Booksy Founders Konrad Howard and Stefan Batory
Booksy Founders Konrad Howard and Stefan Batory

The path towards profitability 

It was expensive, and at the beginning of 2022, Booksy needed to raise again. But given the fundraising environment, Batory opted to pursue profitability instead. He laid off nearly 40% of Booksy’s staff, postponed several strategic projects and cancelled the expensive field sales model altogether. 

“Today, 12 months later, I can say that it was a very good decision,” he says. 

“It turned out the flywheel was strong enough that we’re still growing in the US.” 

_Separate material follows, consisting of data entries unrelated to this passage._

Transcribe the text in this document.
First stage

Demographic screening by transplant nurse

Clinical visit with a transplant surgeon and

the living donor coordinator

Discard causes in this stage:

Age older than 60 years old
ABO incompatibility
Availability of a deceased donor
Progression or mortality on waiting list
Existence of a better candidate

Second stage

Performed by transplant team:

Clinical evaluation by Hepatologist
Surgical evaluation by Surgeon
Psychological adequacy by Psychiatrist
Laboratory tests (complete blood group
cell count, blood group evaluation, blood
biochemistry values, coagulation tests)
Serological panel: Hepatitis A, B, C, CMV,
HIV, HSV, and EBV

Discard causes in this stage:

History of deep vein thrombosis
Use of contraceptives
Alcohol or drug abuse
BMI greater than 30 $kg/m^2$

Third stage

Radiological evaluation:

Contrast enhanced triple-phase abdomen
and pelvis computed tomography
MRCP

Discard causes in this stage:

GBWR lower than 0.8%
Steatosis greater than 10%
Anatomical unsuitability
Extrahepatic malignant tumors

The company is now profitable and is continuing to grow in its five markets, including the US. Batory is confident that the Inovia partnership will only improve this trajectory. 

“I’ve been building a relationship with investors. I’ve been showing them where we’re going, what we're building, what our plans are. And as they see that we deliver, it builds trust,” he says. 

When it comes to next steps, and the prospects of, for example, a public listing, Batory says it’s on the cards in several years’ time but he’s not getting carried away.

“It won’t sound very inspiring,” he says about his plans for the nearest future. “We’re the biggest and the fastest growing marketplace on our market… We’re running a marathon and we’re on the fifth kilometre. We don’t want to lose the leadership position. We want to win this race.”